Document Type : Original Article
Global Obesity Centre, Institute for Health Transformation, Deakin University, Geelong, VIC, Australia
School of Health and Social Development, Deakin University, Geelong, VIC, Australia
Committix Pty Ltd., Newcastle, NSW, Australia
Healthy and sustainable food systems underpin the well-being of Indigenous peoples. Increasingly governments are taking action to improve diets via population-wide policies. The United Nations Declaration on the Rights of Indigenous People states that Indigenous peoples have the right to participate in all decisions that affect them. We analysed Australian national food and nutrition policy processes to determine: (i) the participation of Aboriginal organisations, (ii) the issues raised in Aboriginal organisations’ policy submissions, and (iii) the extent to which Aboriginal organisations’ recommendations were addressed in final policy documents.
Political economy and cultural safety lenses informed the study design. We analysed publicly-available documents for Australian population-wide food and nutrition policy consultations occurring 2008-2018. Data sources were policy documents, committee reports, terms of reference and consultation submissions. The submissions made by Aboriginal organisations were thematically analysed and key policy recommendations extracted. We examined the extent to which key recommendations made by Aboriginal organisations were included in the subsequent policy documents.
Five food and nutrition policy processes received submissions from Aboriginal organisations. Key themes centred on self-determination, culturally-appropriate approaches to health, and the need to address food insecurity and social determinants of health. These messages were underrepresented in final policy documents, and Aboriginal people were not included in any committees overseeing policy development processes.

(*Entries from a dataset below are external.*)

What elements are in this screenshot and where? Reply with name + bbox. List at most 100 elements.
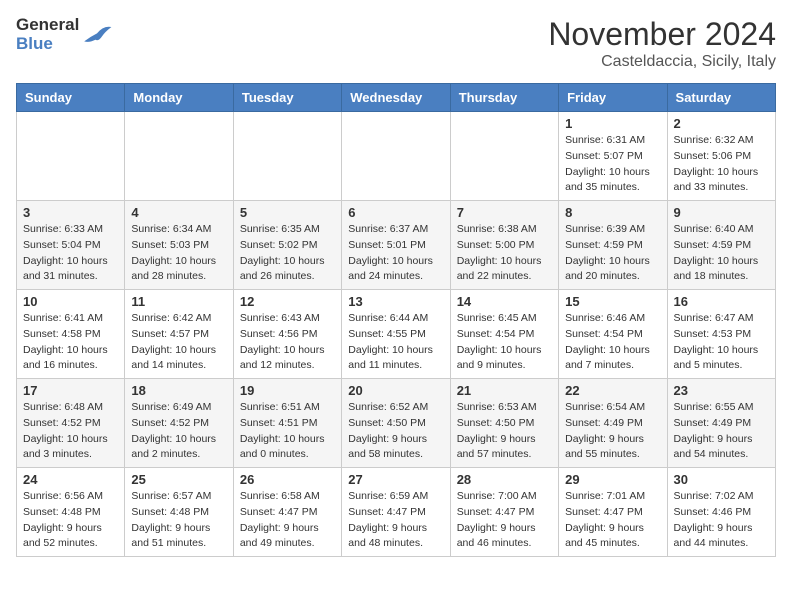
day-info: Sunrise: 7:02 AMSunset: 4:46 PMDaylight:… bbox=[674, 489, 769, 552]
calendar-cell: 20 Sunrise: 6:52 AMSunset: 4:50 PMDayligh… bbox=[342, 379, 450, 468]
calendar-week-row: 3Sunrise: 6:33 AMSunset: 5:04 PMDaylight… bbox=[17, 201, 776, 290]
day-info: Sunrise: 6:54 AMSunset: 4:49 PMDaylight:… bbox=[565, 400, 660, 463]
month-title: November 2024 bbox=[548, 16, 776, 53]
calendar-cell: 26Sunrise: 6:58 AMSunset: 4:47 PMDayligh… bbox=[233, 468, 341, 557]
calendar-cell: 30 Sunrise: 7:02 AMSunset: 4:46 PMDayligh… bbox=[667, 468, 775, 557]
day-number: 5 bbox=[240, 205, 335, 220]
day-number: 19 bbox=[240, 383, 335, 398]
day-number: 22 bbox=[565, 383, 660, 398]
day-number: 27 bbox=[348, 472, 443, 487]
day-info: Sunrise: 6:37 AMSunset: 5:01 PMDaylight:… bbox=[348, 222, 443, 285]
day-number: 26 bbox=[240, 472, 335, 487]
day-number: 4 bbox=[131, 205, 226, 220]
day-info: Sunrise: 7:00 AMSunset: 4:47 PMDaylight:… bbox=[457, 489, 552, 552]
day-number: 15 bbox=[565, 294, 660, 309]
day-number: 9 bbox=[674, 205, 769, 220]
day-number: 21 bbox=[457, 383, 552, 398]
day-number: 2 bbox=[674, 116, 769, 131]
day-number: 7 bbox=[457, 205, 552, 220]
calendar-cell: 1 Sunrise: 6:31 AMSunset: 5:07 PMDaylight… bbox=[559, 112, 667, 201]
day-info: Sunrise: 6:45 AMSunset: 4:54 PMDaylight:… bbox=[457, 311, 552, 374]
day-info: Sunrise: 6:42 AMSunset: 4:57 PMDaylight:… bbox=[131, 311, 226, 374]
calendar-cell: 9 Sunrise: 6:40 AMSunset: 4:59 PMDaylight… bbox=[667, 201, 775, 290]
day-header-friday: Friday bbox=[559, 84, 667, 112]
day-info: Sunrise: 6:59 AMSunset: 4:47 PMDaylight:… bbox=[348, 489, 443, 552]
calendar-cell: 11 Sunrise: 6:42 AMSunset: 4:57 PMDayligh… bbox=[125, 290, 233, 379]
calendar-cell: 21 Sunrise: 6:53 AMSunset: 4:50 PMDayligh… bbox=[450, 379, 558, 468]
day-info: Sunrise: 7:01 AMSunset: 4:47 PMDaylight:… bbox=[565, 489, 660, 552]
day-info: Sunrise: 6:47 AMSunset: 4:53 PMDaylight:… bbox=[674, 311, 769, 374]
day-number: 18 bbox=[131, 383, 226, 398]
day-info: Sunrise: 6:57 AMSunset: 4:48 PMDaylight:… bbox=[131, 489, 226, 552]
logo: General Blue bbox=[16, 16, 113, 53]
day-info: Sunrise: 6:33 AMSunset: 5:04 PMDaylight:… bbox=[23, 222, 118, 285]
day-info: Sunrise: 6:34 AMSunset: 5:03 PMDaylight:… bbox=[131, 222, 226, 285]
calendar-cell: 29 Sunrise: 7:01 AMSunset: 4:47 PMDayligh… bbox=[559, 468, 667, 557]
title-block: November 2024 Casteldaccia, Sicily, Ital… bbox=[548, 16, 776, 71]
calendar-cell: 15 Sunrise: 6:46 AMSunset: 4:54 PMDayligh… bbox=[559, 290, 667, 379]
calendar-cell: 28 Sunrise: 7:00 AMSunset: 4:47 PMDayligh… bbox=[450, 468, 558, 557]
calendar-cell: 8Sunrise: 6:39 AMSunset: 4:59 PMDaylight… bbox=[559, 201, 667, 290]
day-number: 17 bbox=[23, 383, 118, 398]
day-info: Sunrise: 6:40 AMSunset: 4:59 PMDaylight:… bbox=[674, 222, 769, 285]
day-header-wednesday: Wednesday bbox=[342, 84, 450, 112]
calendar-cell: 6 Sunrise: 6:37 AMSunset: 5:01 PMDaylight… bbox=[342, 201, 450, 290]
calendar-cell: 17 Sunrise: 6:48 AMSunset: 4:52 PMDayligh… bbox=[17, 379, 125, 468]
day-number: 20 bbox=[348, 383, 443, 398]
day-number: 16 bbox=[674, 294, 769, 309]
calendar-cell: 27 Sunrise: 6:59 AMSunset: 4:47 PMDayligh… bbox=[342, 468, 450, 557]
calendar-cell: 10 Sunrise: 6:41 AMSunset: 4:58 PMDayligh… bbox=[17, 290, 125, 379]
calendar-cell bbox=[17, 112, 125, 201]
calendar-cell: 25 Sunrise: 6:57 AMSunset: 4:48 PMDayligh… bbox=[125, 468, 233, 557]
day-info: Sunrise: 6:32 AMSunset: 5:06 PMDaylight:… bbox=[674, 133, 769, 196]
calendar-cell: 4 Sunrise: 6:34 AMSunset: 5:03 PMDaylight… bbox=[125, 201, 233, 290]
calendar-cell: 19 Sunrise: 6:51 AMSunset: 4:51 PMDayligh… bbox=[233, 379, 341, 468]
day-number: 24 bbox=[23, 472, 118, 487]
day-header-monday: Monday bbox=[125, 84, 233, 112]
calendar-cell bbox=[342, 112, 450, 201]
logo-blue: Blue bbox=[16, 35, 79, 54]
day-info: Sunrise: 6:43 AMSunset: 4:56 PMDaylight:… bbox=[240, 311, 335, 374]
day-number: 14 bbox=[457, 294, 552, 309]
day-info: Sunrise: 6:39 AMSunset: 4:59 PMDaylight:… bbox=[565, 222, 660, 285]
day-header-saturday: Saturday bbox=[667, 84, 775, 112]
day-info: Sunrise: 6:31 AMSunset: 5:07 PMDaylight:… bbox=[565, 133, 660, 196]
calendar-cell bbox=[125, 112, 233, 201]
calendar-week-row: 17 Sunrise: 6:48 AMSunset: 4:52 PMDayligh… bbox=[17, 379, 776, 468]
logo-bird-icon bbox=[81, 19, 113, 51]
day-info: Sunrise: 6:56 AMSunset: 4:48 PMDaylight:… bbox=[23, 489, 118, 552]
calendar-header-row: SundayMondayTuesdayWednesdayThursdayFrid… bbox=[17, 84, 776, 112]
day-header-sunday: Sunday bbox=[17, 84, 125, 112]
calendar-week-row: 24 Sunrise: 6:56 AMSunset: 4:48 PMDayligh… bbox=[17, 468, 776, 557]
day-info: Sunrise: 6:48 AMSunset: 4:52 PMDaylight:… bbox=[23, 400, 118, 463]
day-info: Sunrise: 6:53 AMSunset: 4:50 PMDaylight:… bbox=[457, 400, 552, 463]
day-info: Sunrise: 6:51 AMSunset: 4:51 PMDaylight:… bbox=[240, 400, 335, 463]
day-number: 28 bbox=[457, 472, 552, 487]
calendar-cell: 14 Sunrise: 6:45 AMSunset: 4:54 PMDayligh… bbox=[450, 290, 558, 379]
day-number: 25 bbox=[131, 472, 226, 487]
calendar-cell bbox=[233, 112, 341, 201]
day-info: Sunrise: 6:52 AMSunset: 4:50 PMDaylight:… bbox=[348, 400, 443, 463]
day-info: Sunrise: 6:38 AMSunset: 5:00 PMDaylight:… bbox=[457, 222, 552, 285]
day-info: Sunrise: 6:55 AMSunset: 4:49 PMDaylight:… bbox=[674, 400, 769, 463]
calendar-cell: 5Sunrise: 6:35 AMSunset: 5:02 PMDaylight… bbox=[233, 201, 341, 290]
day-number: 1 bbox=[565, 116, 660, 131]
day-info: Sunrise: 6:49 AMSunset: 4:52 PMDaylight:… bbox=[131, 400, 226, 463]
calendar-cell: 23 Sunrise: 6:55 AMSunset: 4:49 PMDayligh… bbox=[667, 379, 775, 468]
day-number: 30 bbox=[674, 472, 769, 487]
day-info: Sunrise: 6:44 AMSunset: 4:55 PMDaylight:… bbox=[348, 311, 443, 374]
day-number: 23 bbox=[674, 383, 769, 398]
calendar-cell: 22 Sunrise: 6:54 AMSunset: 4:49 PMDayligh… bbox=[559, 379, 667, 468]
calendar-cell: 16 Sunrise: 6:47 AMSunset: 4:53 PMDayligh… bbox=[667, 290, 775, 379]
day-number: 11 bbox=[131, 294, 226, 309]
day-number: 29 bbox=[565, 472, 660, 487]
calendar-cell: 18 Sunrise: 6:49 AMSunset: 4:52 PMDayligh… bbox=[125, 379, 233, 468]
day-number: 10 bbox=[23, 294, 118, 309]
day-header-tuesday: Tuesday bbox=[233, 84, 341, 112]
day-number: 12 bbox=[240, 294, 335, 309]
day-number: 6 bbox=[348, 205, 443, 220]
day-info: Sunrise: 6:46 AMSunset: 4:54 PMDaylight:… bbox=[565, 311, 660, 374]
logo-general: General bbox=[16, 16, 79, 35]
day-info: Sunrise: 6:41 AMSunset: 4:58 PMDaylight:… bbox=[23, 311, 118, 374]
calendar-table: SundayMondayTuesdayWednesdayThursdayFrid… bbox=[16, 83, 776, 557]
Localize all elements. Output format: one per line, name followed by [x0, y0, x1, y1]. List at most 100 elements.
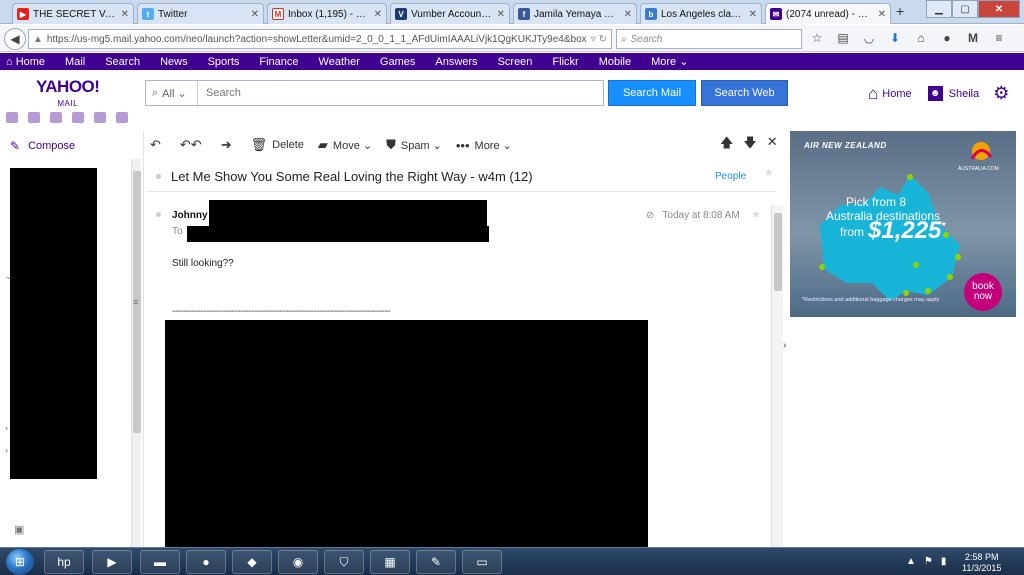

This analysis suggests that very few Aboriginal organisations have participated in Australian population-wide food and nutrition policy processes and that these policy development processes are culturally unsafe. In order to operationalise First Nations peoples’ right to self-determination, alternative mechanisms are required to redress the power imbalances preventing the full participation of Aboriginal and Torres Strait Islander peoples in population-wide food and nutrition policy decisions. This means reflecting on deeply embedded institutional structures and the normative assumptions upon which they rest.